The thing to notice here is that every step in this process is an electromagnetic interaction. The energy from the power company makes the heating element hot because of the local shape of the electromagnetic field. The atom-atom interactions that transfer energy within the heating element, and from the heating element to the gas that touches$^1$ it, are purely electromagnetic interactions. The dull red photons that the hot wire emits are happening because the lattice ions in the wire, which start off oscillating wildly after striking a conduction electron then later oscillate less wildly, are charged particles undergoing electromagnetic transitions. The photon is the particle which mediates electromagnetic transitions. Photons are involved at every stage in the process.
If your oven is gas instead of electric, it's still an entirely electromagnetic process: the gas combustion reaction
$$require{mhchem}ce{CH4 +2 O2 to CO2 + 2 H2O}$$
is an electronic exchange that happens during sufficiently-energetic collisions. Chemistry is just ("just") applied electromagnetism.$^2$ The photons that make a candle flame or a campfire radiantly warm, and that fill up a carbon-burning-fueled oven, come electronic transitions in this reaction.$^3$
The reason that only electromagnetism figures into these discussions is that electromagnetism is the only fundamental interaction mediated by a massless field, so electromagnetism is still active as a heat-transfer mechanism at the low temperatures where neutral matter is stable and we are alive. An "oven" that maintained its hot interior without material walls could eventually get hot enough to excite other quantum-mechanical fields. The first of these is electron-positron pair creation, though a QED purist might say that's just a feature of the electromagnetic field. The first new interaction to contribute happens when the highest-energy particle collisions start to produce pions. Pion decay couples your oven's temperature to the neutrino sector, which is a big change in its thermodynamics.
As we understand the Big Bang, the temperature cooled from an initial condition of infinitely hot temperature and infinitely dense matter, which permitted all of the various quantum fields to reach thermal equilibrium with each other.$^4$ In particular the neutrino sector is believed to have reached thermal equilibrium, so there is a universe-filling background of primordial neutrinos with an energy spectrum like the universe-filling background of primordial photons, except slightly colder, because the neutrinos decoupled earlier in during the initial expansion of the Universe.

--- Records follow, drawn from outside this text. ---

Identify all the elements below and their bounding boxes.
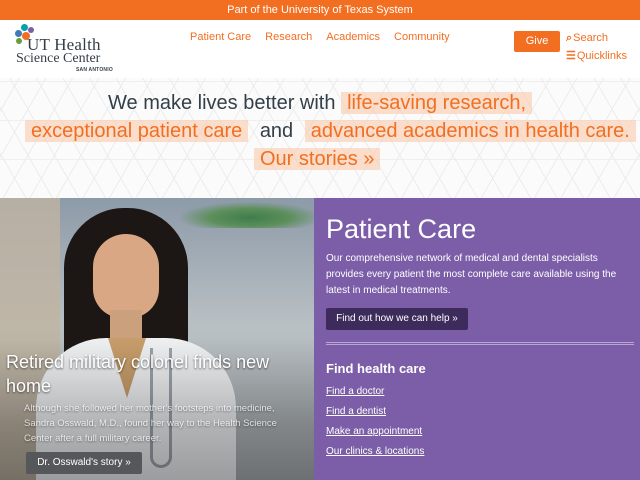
hero-line-2: exceptional patient care and advanced ac… bbox=[25, 120, 636, 143]
clinics-locations-link[interactable]: Our clinics & locations bbox=[326, 446, 424, 457]
hero-line-1: We make lives better with life-saving re… bbox=[108, 92, 533, 115]
hero-line-3: Our stories » bbox=[254, 148, 381, 171]
search-icon: ⌕ bbox=[566, 32, 573, 44]
hero-banner: We make lives better with life-saving re… bbox=[0, 78, 640, 198]
list-item: Our clinics & locations bbox=[326, 446, 424, 466]
story-title[interactable]: Retired military colonel finds new home bbox=[6, 350, 306, 398]
make-appointment-link[interactable]: Make an appointment bbox=[326, 426, 422, 437]
logo-text-location: San Antonio bbox=[76, 67, 113, 73]
our-stories-link[interactable]: Our stories » bbox=[254, 148, 381, 170]
story-photo-plant bbox=[180, 202, 314, 228]
patient-care-panel: Patient Care Our comprehensive network o… bbox=[314, 198, 640, 480]
nav-item-patient-care[interactable]: Patient Care bbox=[190, 31, 251, 43]
hero-lead-text: We make lives better with bbox=[108, 92, 336, 114]
site-header: UT Health Science Center San Antonio Pat… bbox=[0, 20, 640, 78]
main-nav: Patient Care Research Academics Communit… bbox=[190, 31, 450, 43]
list-item: Make an appointment bbox=[326, 426, 424, 446]
give-button[interactable]: Give bbox=[514, 31, 560, 52]
patient-care-title: Patient Care bbox=[326, 214, 477, 244]
search-link[interactable]: ⌕Search bbox=[566, 32, 608, 45]
find-out-how-button[interactable]: Find out how we can help » bbox=[326, 308, 468, 330]
feature-story: Retired military colonel finds new home … bbox=[0, 198, 314, 480]
story-button[interactable]: Dr. Osswald's story » bbox=[26, 452, 142, 474]
hero-academics-link[interactable]: advanced academics in health care. bbox=[304, 120, 636, 142]
site-logo[interactable]: UT Health Science Center San Antonio bbox=[14, 24, 124, 74]
hero-connector-text: and bbox=[259, 120, 294, 142]
hero-patient-care-link[interactable]: exceptional patient care bbox=[25, 120, 249, 142]
story-summary: Although she followed her mother's foots… bbox=[24, 403, 277, 444]
divider bbox=[326, 342, 634, 345]
list-item: Find a doctor bbox=[326, 386, 424, 406]
quicklinks-label: Quicklinks bbox=[576, 50, 627, 62]
find-dentist-link[interactable]: Find a dentist bbox=[326, 406, 386, 417]
logo-text-secondary: Science Center bbox=[16, 51, 101, 66]
patient-care-description: Our comprehensive network of medical and… bbox=[326, 253, 617, 296]
nav-item-research[interactable]: Research bbox=[265, 31, 312, 43]
list-item: Find a dentist bbox=[326, 406, 424, 426]
find-doctor-link[interactable]: Find a doctor bbox=[326, 386, 384, 397]
menu-icon: ☰ bbox=[566, 50, 576, 62]
health-care-links: Find a doctor Find a dentist Make an app… bbox=[326, 386, 424, 466]
system-banner[interactable]: Part of the University of Texas System bbox=[0, 0, 640, 20]
nav-item-academics[interactable]: Academics bbox=[326, 31, 380, 43]
nav-item-community[interactable]: Community bbox=[394, 31, 450, 43]
search-label: Search bbox=[573, 32, 609, 44]
system-banner-text[interactable]: Part of the University of Texas System bbox=[227, 4, 413, 16]
quicklinks-link[interactable]: ☰Quicklinks bbox=[566, 49, 627, 62]
hero-research-link[interactable]: life-saving research, bbox=[341, 92, 533, 114]
find-health-care-heading: Find health care bbox=[326, 361, 426, 376]
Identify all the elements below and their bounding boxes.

$^1$ The convection process that distributes the heated gas around the oven has more to do with statistics, but the individual particle interactions are electromagnetic.
$^2$ See footnote 1.
$^3$ It's my understanding that the blue light from a burning-hydrocarbon flame is emitted by molecular transitions from $ce{CO2}$ and $ce{H2O}$ as those molecules relax down to their ground states, and that the yellow light is blackbody radiation from hot soot particles. But I don't remember whether I read that from somewhere reputable or whether I figured it out myself.
$^4$ Dear fellow pedants: fixing the oversimplifications in that sentence could fill a thick and very interesting book.